Last Friday, I attended an architectural photography workshop, run by Line+Light via the Royal Photographic Society. Line+Light also ran the astrophotography workshop I attended recently, so I’ll use them again as I’ve thoroughly enjoyed both of the workshops. The teacher was knowledgeable and enthusiastic, which is what I found on the astrophotography course as well.
Again, the weather was a bit grim but I’ve lived in this country long enough to take the good weather when I can get it and make the best of the rest of the time.
The day had some theory in the morning, which was fascinating, and we had a number of buildings to visit during the rest of the day that were interesting in different ways.

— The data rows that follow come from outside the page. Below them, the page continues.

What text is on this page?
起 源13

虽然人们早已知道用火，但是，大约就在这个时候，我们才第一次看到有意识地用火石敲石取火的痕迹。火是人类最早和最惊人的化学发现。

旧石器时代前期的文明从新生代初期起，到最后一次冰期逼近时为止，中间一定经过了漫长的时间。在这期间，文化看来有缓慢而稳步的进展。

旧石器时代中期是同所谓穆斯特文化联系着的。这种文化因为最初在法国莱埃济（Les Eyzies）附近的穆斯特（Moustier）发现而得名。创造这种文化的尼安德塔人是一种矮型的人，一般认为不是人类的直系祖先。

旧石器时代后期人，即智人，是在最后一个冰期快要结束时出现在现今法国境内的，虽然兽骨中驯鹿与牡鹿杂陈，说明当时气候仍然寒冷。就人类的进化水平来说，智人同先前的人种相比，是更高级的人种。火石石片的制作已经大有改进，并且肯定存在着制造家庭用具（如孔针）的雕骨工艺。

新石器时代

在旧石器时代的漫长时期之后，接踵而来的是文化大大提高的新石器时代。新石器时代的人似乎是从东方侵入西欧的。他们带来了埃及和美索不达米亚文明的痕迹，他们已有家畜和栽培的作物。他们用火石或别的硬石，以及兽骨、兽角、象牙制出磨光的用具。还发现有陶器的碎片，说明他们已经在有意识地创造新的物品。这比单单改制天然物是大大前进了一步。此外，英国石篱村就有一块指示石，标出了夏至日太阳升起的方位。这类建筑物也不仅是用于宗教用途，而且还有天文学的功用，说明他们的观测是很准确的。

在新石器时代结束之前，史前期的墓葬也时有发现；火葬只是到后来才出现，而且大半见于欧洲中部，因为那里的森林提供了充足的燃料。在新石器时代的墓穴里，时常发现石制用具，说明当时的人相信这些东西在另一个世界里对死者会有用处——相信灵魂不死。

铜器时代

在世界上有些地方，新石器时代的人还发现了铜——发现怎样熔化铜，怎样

The professional images that were being shown off by the teacher sometimes used tilt-shift lenses which can makeĀ buildings look straight and correct and not distorted as is normal with normal lenses. If I was seriously into photographing architecture, I’d look at that type of lens.
I had a 10-24mm wide angle in my bag along with an 8mm fisheye – so I went the way of doing the opposite of professional. Because my images were really just for me, rather than a client, I used a fisheye in some of them to enjoy the distortion. The 10-24mm shots were more sensible.
So the photos here are just aesthetically pleasing to me, and not how a proper architectural photographer would do them at all.
All of the buildings were in Nottingham city centre. So my intention is to go back in nicer weather and have a go at some of the exteriors and actually use some of the knowledge picked up from the day and try and create some images that do represent what a building is about.